# leuchtende Farben !?



## blubber (23. Juli 2003)

Hi,

vorweg: Ich hab in der Suche nach Begriffen wie "leuchtende Farben", "leuchten" oder "leuchtend" gesucht, jedoch meinte das Teil (was ich kaum glauben kann), dass er keine Treffer finden würde. So long...dann poste ich eben meine Frage:

Und zwar möchte ich ein Nuke - Zeichen in leuchtendem grün schimmern lassen, als sei es eben verstrahlt 

Wie lassen sich leuchtende / strahlende Farben in Photoshop realisieren?

bye


----------



## derGugi (23. Juli 2003)

hallo. Dupliziere deine Ebene, wende darauf den Gauschenweichzeichner an und stelle den Ebenenmodus auf negativ multiplizieren. Für stärkeren Glow duplizieren die neue Ebene einfach beliebig nochmals.


----------



## blubber (23. Juli 2003)

Hi,

danke für die Antwort. Das mit dem gauschen Weichzeichner sieht schonmal ganz gut aus, lediglich der Änderung des Ebenenmodi von normal auf negativ multiplizieren bewirkt keine Veränderung.

bye


----------



## derGugi (23. Juli 2003)

doch, muss es aber, denn das bewirkt ja das leuchten ;-) du musst halt schon den Ebenenmodus auf der neuen Ebene wechseln, nicht auf der alten ;-)
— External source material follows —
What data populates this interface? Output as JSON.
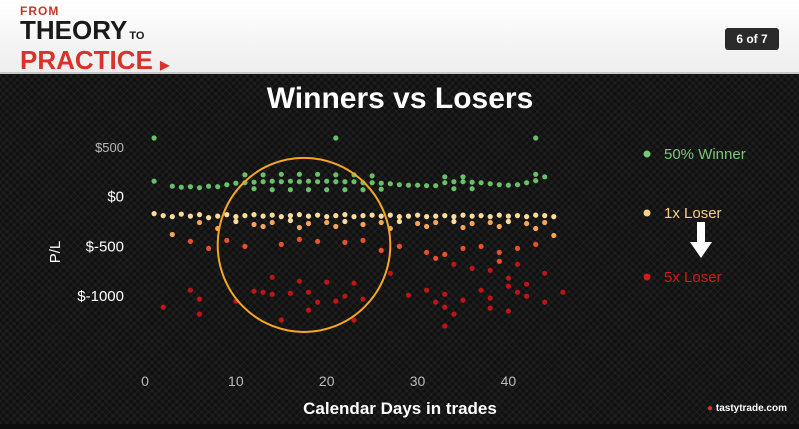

ps: mit dem radialen Weichzeichner lassen sich auch sehr schöne Effekte erzielen


----------



## nanda (23. Juli 2003)

Vielleicht hilft Dir ja noch ergänzend ein Tut zum X-Files Effekt.


----------



## blubber (23. Juli 2003)

Jo, jetzt klappts. Danke für die Antworten.

bye


----------